Entre abril y mayo la pareja pasó unos diez días fijando sus cuerdas cada vez más arriba, avanzando menos de treinta metros por día. Cuando el 15 de mayo regresaron desde su punto más alto, Baldwin traía una herida con mala pinta; por algún extraño motivo, los nudos de prusik se le habían resbalado cuando estaba descendiendo por una cuerda fija en diagonal, y había caído a una gran velocidad de casi veinte metros hasta el cabo de la cuerda, el cual habían tomado la precaución de atar a la reunión de abajo. Esta reunión le paró, obviamente, pero se hizo una quemadura muy fea en la mano; estaba acabado para el resto de la primavera. Poco después, Cooper me agarró una mañana y me propuso subir con él unos cuantos días. Sabía que estaba siendo hipócrita al aceptar, pero no podía resistir la tentación de ver de cerca cómo era una gran pared. Estuve colgado en la pared desplomada a doscientos metros del suelo, sin moverme ni un centímetro, desde el mediodía de un día hasta el amanecer del siguiente, mientras Cooper metía expansiones. Cooper no cambió su inexpresividad cuando se hizo de día y empecé a bajar casi sin dar explicaciones ni decir adiós. Yo no estaba hecho para ese tipo de escalada. Dejando a un lado la ética, mi paciencia para estar colgado en un punto fijo durante medio día seguido era nula. En todo el día anterior sólo había avanzado diez metros, y todo con ayuda de buriles.
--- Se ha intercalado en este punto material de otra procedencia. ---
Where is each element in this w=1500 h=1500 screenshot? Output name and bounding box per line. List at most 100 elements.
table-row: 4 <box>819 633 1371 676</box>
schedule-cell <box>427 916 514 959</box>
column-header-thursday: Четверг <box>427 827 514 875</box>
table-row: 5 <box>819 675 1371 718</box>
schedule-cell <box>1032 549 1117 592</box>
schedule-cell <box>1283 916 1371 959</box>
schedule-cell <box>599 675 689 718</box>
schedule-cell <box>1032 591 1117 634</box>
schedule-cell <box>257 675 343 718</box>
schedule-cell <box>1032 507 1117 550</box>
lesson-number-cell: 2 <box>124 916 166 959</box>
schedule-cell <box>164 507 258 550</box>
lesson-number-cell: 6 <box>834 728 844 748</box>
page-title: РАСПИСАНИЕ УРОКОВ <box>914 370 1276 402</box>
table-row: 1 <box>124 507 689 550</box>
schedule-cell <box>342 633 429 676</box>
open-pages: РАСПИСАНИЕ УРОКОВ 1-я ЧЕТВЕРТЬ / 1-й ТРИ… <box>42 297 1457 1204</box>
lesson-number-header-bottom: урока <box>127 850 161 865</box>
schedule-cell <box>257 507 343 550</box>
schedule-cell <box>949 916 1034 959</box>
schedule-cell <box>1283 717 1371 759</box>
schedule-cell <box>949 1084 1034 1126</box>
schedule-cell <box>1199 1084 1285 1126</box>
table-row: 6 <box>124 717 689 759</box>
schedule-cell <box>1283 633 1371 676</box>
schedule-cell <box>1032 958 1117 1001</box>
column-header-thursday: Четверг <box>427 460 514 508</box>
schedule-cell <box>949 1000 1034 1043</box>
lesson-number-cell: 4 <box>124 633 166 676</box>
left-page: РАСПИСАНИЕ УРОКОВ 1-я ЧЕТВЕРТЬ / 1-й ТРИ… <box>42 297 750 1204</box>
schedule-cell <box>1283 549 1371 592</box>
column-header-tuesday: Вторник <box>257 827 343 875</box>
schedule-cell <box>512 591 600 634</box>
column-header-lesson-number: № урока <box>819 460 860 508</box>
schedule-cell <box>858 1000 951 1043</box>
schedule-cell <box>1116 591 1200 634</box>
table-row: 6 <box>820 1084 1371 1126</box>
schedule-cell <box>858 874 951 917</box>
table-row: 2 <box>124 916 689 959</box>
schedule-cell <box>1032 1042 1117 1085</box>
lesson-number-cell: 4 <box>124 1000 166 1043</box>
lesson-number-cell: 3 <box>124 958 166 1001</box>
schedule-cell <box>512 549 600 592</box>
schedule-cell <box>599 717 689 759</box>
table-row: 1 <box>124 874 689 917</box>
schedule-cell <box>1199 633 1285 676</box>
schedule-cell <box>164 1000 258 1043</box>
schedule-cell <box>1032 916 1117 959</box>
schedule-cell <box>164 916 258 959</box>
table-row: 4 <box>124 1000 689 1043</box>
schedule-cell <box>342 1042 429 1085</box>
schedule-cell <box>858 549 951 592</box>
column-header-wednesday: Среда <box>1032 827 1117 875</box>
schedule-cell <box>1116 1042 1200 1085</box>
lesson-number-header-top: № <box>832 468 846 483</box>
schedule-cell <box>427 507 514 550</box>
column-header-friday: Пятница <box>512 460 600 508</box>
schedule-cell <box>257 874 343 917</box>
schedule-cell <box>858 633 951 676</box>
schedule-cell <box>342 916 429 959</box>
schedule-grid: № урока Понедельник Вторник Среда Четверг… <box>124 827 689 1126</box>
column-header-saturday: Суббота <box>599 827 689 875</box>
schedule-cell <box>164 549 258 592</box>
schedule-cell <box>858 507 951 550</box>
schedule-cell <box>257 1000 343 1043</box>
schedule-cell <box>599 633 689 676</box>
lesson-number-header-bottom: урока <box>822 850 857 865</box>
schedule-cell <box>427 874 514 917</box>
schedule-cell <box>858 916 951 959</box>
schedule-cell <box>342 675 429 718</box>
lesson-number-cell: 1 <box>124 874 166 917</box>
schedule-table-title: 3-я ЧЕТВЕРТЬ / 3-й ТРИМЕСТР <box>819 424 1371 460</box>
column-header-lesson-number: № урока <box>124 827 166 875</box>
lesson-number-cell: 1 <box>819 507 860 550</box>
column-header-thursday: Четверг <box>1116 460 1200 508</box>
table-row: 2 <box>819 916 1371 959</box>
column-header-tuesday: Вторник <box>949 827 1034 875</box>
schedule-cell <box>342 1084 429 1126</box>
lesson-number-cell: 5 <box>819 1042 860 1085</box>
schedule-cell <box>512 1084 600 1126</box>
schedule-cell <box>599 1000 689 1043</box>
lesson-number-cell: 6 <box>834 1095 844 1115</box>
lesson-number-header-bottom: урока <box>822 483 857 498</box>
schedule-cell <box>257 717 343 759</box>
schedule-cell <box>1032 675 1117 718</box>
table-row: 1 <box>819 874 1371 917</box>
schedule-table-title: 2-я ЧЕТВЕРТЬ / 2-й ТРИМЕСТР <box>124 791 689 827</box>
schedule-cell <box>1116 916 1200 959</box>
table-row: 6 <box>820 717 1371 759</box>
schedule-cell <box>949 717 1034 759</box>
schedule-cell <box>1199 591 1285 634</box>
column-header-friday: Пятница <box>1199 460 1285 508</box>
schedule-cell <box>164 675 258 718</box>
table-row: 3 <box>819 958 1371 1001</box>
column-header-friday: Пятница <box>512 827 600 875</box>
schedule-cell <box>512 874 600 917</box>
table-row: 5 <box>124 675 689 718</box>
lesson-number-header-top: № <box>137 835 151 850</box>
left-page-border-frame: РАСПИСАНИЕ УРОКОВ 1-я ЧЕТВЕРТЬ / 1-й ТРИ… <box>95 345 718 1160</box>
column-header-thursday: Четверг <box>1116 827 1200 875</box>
Para cuando el verano estaba llegando a su fin, tenían doscientos setenta metros con cuerdas fijas, pero los guardas de nuevo impusieron la prohibición veraniega. Cooper, quien estaba empezando la carrera de corredor de bolsa, volvió a Nueva York. Baldwin, siempre falto de dinero, se puso a trabajar en todo tipo de oficios de vuelta a su pueblo, Prine Rupert, una comunidad pescadora y leñadora cerca de la frontera de la Columbia Británica con Alaska.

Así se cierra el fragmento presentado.